Una Teresa encantadora, cercana, atractiva, humana

(Juan Luis Rodríguez, en Estudios Josefinos). Se trata de un libro que resulta muy original en torno a la figura de Santa Teresa y ya es dificil escribir algo muy original en torno a una santa de la que tanto se ha escrito. Comienza la originalidad por el título, pues habla de Los papiros de la Madre Teresa de Jesús cuando ya este tipo de materiales para los escritos hacía siglos que había desaparecido. Y habla de papiros no por el material empleado, sino por tratarse de escritos de dificil lectura e interpretación, como sucede con los escritos teresianos, en los que hay muchos secretos que descubrir, y para conseguirlo, “hay que aprender bien su alfabeto para acertar con los secretos de su persona”. Toma como punto de partida un pequeño autógrafo que se conserva en las carmelitas de Medina del Campo con la fecha cifrada de su muerte, que no ha podido ser descifrada satisfactoriamente por más intentos que se han hecho, porque la autora no quiso dar la clave de aquella confidencia.

Es también original en el modo de afrontar el contenido de esos papiros, pues no se trata de un estudio exhaustivo de los escritos teresianos; es más, ni lo intenta, pues está convencido de que su contenido es inagotable. Trata más bien –son palabras del autor– de “una recreación mental y cardiaca de los valores múltiples que se encuentran en la vida y en los escritos de esta mujer singular”.

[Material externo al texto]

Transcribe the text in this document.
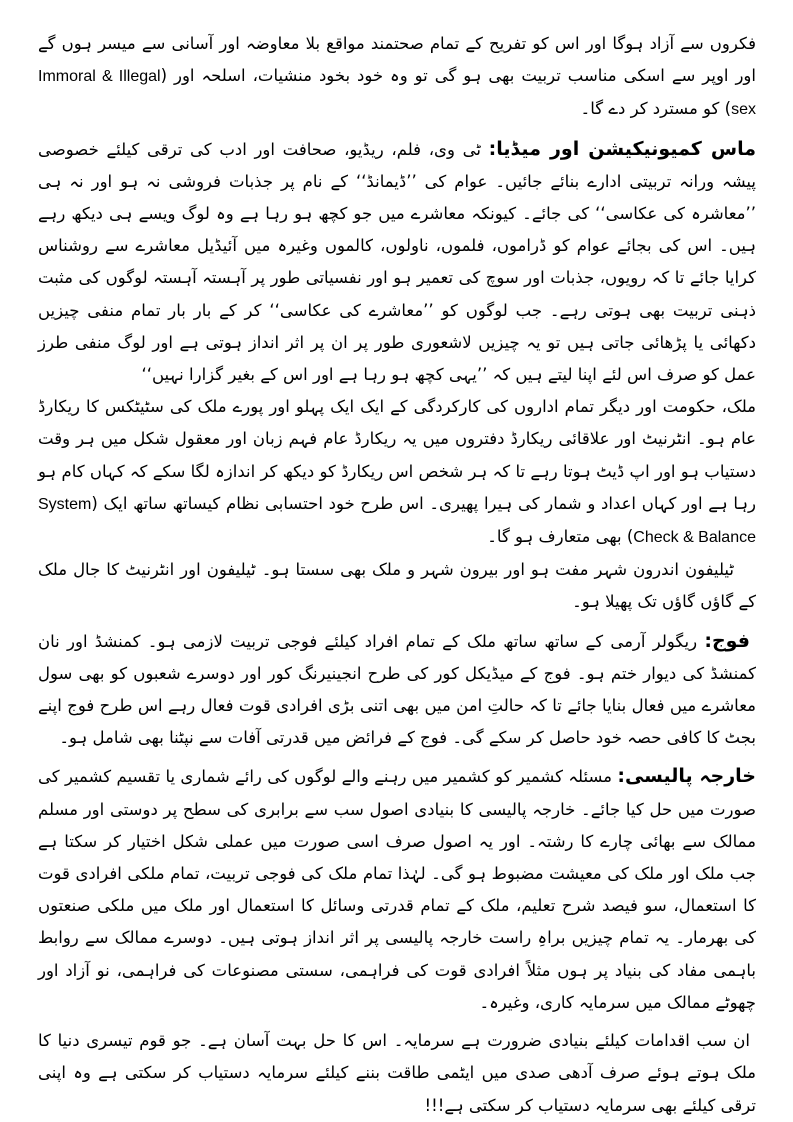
فکروں سے آزاد ہوگا اور اس کو تفریح کے تمام صحتمند مواقع بلا معاوضہ اور آسانی سے میسر ہوں گے اور اوپر سے اسکی مناسب تربیت بھی ہو گی تو وہ خود بخود منشیات، اسلحہ اور (Immoral & Illegal sex) کو مسترد کر دے گا۔

ماس کمیونیکیشن اور میڈیا: ٹی وی، فلم، ریڈیو، صحافت اور ادب کی ترقی کیلئے خصوصی پیشہ ورانہ تربیتی ادارے بنائے جائیں۔ عوام کی ’’ڈیمانڈ‘‘ کے نام پر جذبات فروشی نہ ہو اور نہ ہی ’’معاشرہ کی عکاسی‘‘ کی جائے۔ کیونکہ معاشرے میں جو کچھ ہو رہا ہے وہ لوگ ویسے ہی دیکھ رہے ہیں۔ اس کی بجائے عوام کو ڈراموں، فلموں، ناولوں، کالموں وغیرہ میں آئیڈیل معاشرے سے روشناس کرایا جائے تا کہ رویوں، جذبات اور سوچ کی تعمیر ہو اور نفسیاتی طور پر آہستہ آہستہ لوگوں کی مثبت ذہنی تربیت بھی ہوتی رہے۔ جب لوگوں کو ’’معاشرے کی عکاسی‘‘ کر کے بار بار تمام منفی چیزیں دکھائی یا پڑھائی جاتی ہیں تو یہ چیزیں لاشعوری طور پر ان پر اثر انداز ہوتی ہے اور لوگ منفی طرز عمل کو صرف اس لئے اپنا لیتے ہیں کہ ’’یہی کچھ ہو رہا ہے اور اس کے بغیر گزارا نہیں‘‘

ملک، حکومت اور دیگر تمام اداروں کی کارکردگی کے ایک ایک پہلو اور پورے ملک کی سٹیٹکس کا ریکارڈ عام ہو۔ انٹرنیٹ اور علاقائی ریکارڈ دفتروں میں یہ ریکارڈ عام فہم زبان اور معقول شکل میں ہر وقت دستیاب ہو اور اپ ڈیٹ ہوتا رہے تا کہ ہر شخص اس ریکارڈ کو دیکھ کر اندازہ لگا سکے کہ کہاں کام ہو رہا ہے اور کہاں اعداد و شمار کی ہیرا پھیری۔ اس طرح خود احتسابی نظام کیساتھ ساتھ ایک (System Check & Balance) بھی متعارف ہو گا۔

ٹیلیفون اندرون شہر مفت ہو اور بیرون شہر و ملک بھی سستا ہو۔ ٹیلیفون اور انٹرنیٹ کا جال ملک کے گاؤں گاؤں تک پھیلا ہو۔

فوج: ریگولر آرمی کے ساتھ ساتھ ملک کے تمام افراد کیلئے فوجی تربیت لازمی ہو۔ کمنشڈ اور نان کمنشڈ کی دیوار ختم ہو۔ فوج کے میڈیکل کور کی طرح انجینیرنگ کور اور دوسرے شعبوں کو بھی سول معاشرے میں فعال بنایا جائے تا کہ حالتِ امن میں بھی اتنی بڑی افرادی قوت فعال رہے اس طرح فوج اپنے بجٹ کا کافی حصہ خود حاصل کر سکے گی۔ فوج کے فرائض میں قدرتی آفات سے نپٹنا بھی شامل ہو۔

خارجہ پالیسی: مسئلہ کشمیر کو کشمیر میں رہنے والے لوگوں کی رائے شماری یا تقسیم کشمیر کی صورت میں حل کیا جائے۔ خارجہ پالیسی کا بنیادی اصول سب سے برابری کی سطح پر دوستی اور مسلم ممالک سے بھائی چارے کا رشتہ۔ اور یہ اصول صرف اسی صورت میں عملی شکل اختیار کر سکتا ہے جب ملک اور ملک کی معیشت مضبوط ہو گی۔ لہٰذا تمام ملک کی فوجی تربیت، تمام ملکی افرادی قوت کا استعمال، سو فیصد شرح تعلیم، ملک کے تمام قدرتی وسائل کا استعمال اور ملک میں ملکی صنعتوں کی بھرمار۔ یہ تمام چیزیں براہِ راست خارجہ پالیسی پر اثر انداز ہوتی ہیں۔ دوسرے ممالک سے روابط باہمی مفاد کی بنیاد پر ہوں مثلاً افرادی قوت کی فراہمی، سستی مصنوعات کی فراہمی، نو آزاد اور چھوٹے ممالک میں سرمایہ کاری، وغیرہ۔

ان سب اقدامات کیلئے بنیادی ضرورت ہے سرمایہ۔ اس کا حل بہت آسان ہے۔ جو قوم تیسری دنیا کا ملک ہوتے ہوئے صرف آدھی صدی میں ایٹمی طاقت بننے کیلئے سرمایہ دستیاب کر سکتی ہے وہ اپنی ترقی کیلئے بھی سرمایہ دستیاب کر سکتی ہے!!!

He aquí un elenco de algunos de los temas que el lector encontrará en esta obra: Aparecerá Teresa como maestra de oración y de vida espiritual. Aparecerán comentarios a sus grandes obras, como es normal, y glosas especiales a algunos textos; pero también nos encontraremos con refranes teresianos, observaciones acerca del reino animal, multitud de consejos para toda clase de personas, golpes de buen humor, recetas populares para diversas dolencias, presentación de sus artes culinarias.

Podemos sorprenderla extasiada con la sartén en la mano en un arrebato místico, pero también con la rueca y el huso, con la escoba barriendo o sacando agua del pozo, componiendo coplas y villancicos y tocando las castañuelas para festejar la Navidad, llevando frutas y dulces a los enfermos en un hospital de Burgos.

También la vemos hablando con letrados y teólogos, denunciando las miserias e injusticias humanas, haciendo apología de las mujeres frente a las censuras de los varones y un largo etcétera que nos hacen ver que se trata de una gran santa mística pero a la vez valiente ante las injusticias, y muy humana; tan humana, que las descalzas reales de Madrid con las que convivió unos días exclamaron: ¡Bendito sea Dios, que nos ha dejado ver una santa a quien podamos imitar, que come, duerme y habla como nosotras y anda sin ceremonias!

Y, ¿cómo es el desarrollo de temas tan variados? Para entender el criterio que emplea, hay que tener en cuenta, en primer lugar, el subtítulo de la obra: “La conversable”, puesto intencionadamente para mostrar la capacidad que tenía la Madre Teresa para tratar, hablar y captar la atención de los demás, poniendo en práctica uno de sus consejos a las carmelitas: “Todo lo que pudiereis sin ofensa de Dios procurad ser afables y entender de manera con todas las personas que os trataren, que amen vuestra conversación y deseen vuestra manera de vivir y tratar y no se atemoricen y amedrenten de la virtud” (CV 41 , 7). Así lo hizo la madre Teresa y así lo hace el P. José Vicente.

En segundo lugar que, al ·servirse en parte de artículos publicados anteriormente y de charlas y conferencias, lo hace con lo que él denomina “bello desorden”. Con ese “bello desorden” al que añade un conocimiento de los escritos y actitudes de la Santa como pocos y mucho amor, ha conseguido poner a disposición de los lectores una imagen muy acertada de Teresa de Jesús, mística por excelencia, pero a la vez, mujer entrañable y cercana.

Remedando lós consejos que Teresa da a sus lectores animándolos a la práctica de la oración, tanto a los que ya la han comenzado, para que “no la dejen por males que hagan”, pues es el rerpedio para recuperar todos los bienes, como a los que no la han comenzado, para que no carezcan de tanto bien, “pues a poco ganar irán entendiendo el camino para el cielo”, recomendamos su lectura, tanto a los que ya conocen a Teresa de Jesús, pues sin duda gozarán y disfrutarán recordando sus vivencias divinas y humanas, como a los que no la conocen, pues se encontrarán con una Teresa encantadora, cercana y atractiva, muy distinta a la imagen que muchos tienen, por fijarse casi exclusivamente en sus experiencias místicas.

Juan Luis Rodríguez

Estudios Josefinos 141 (2017) 141-143.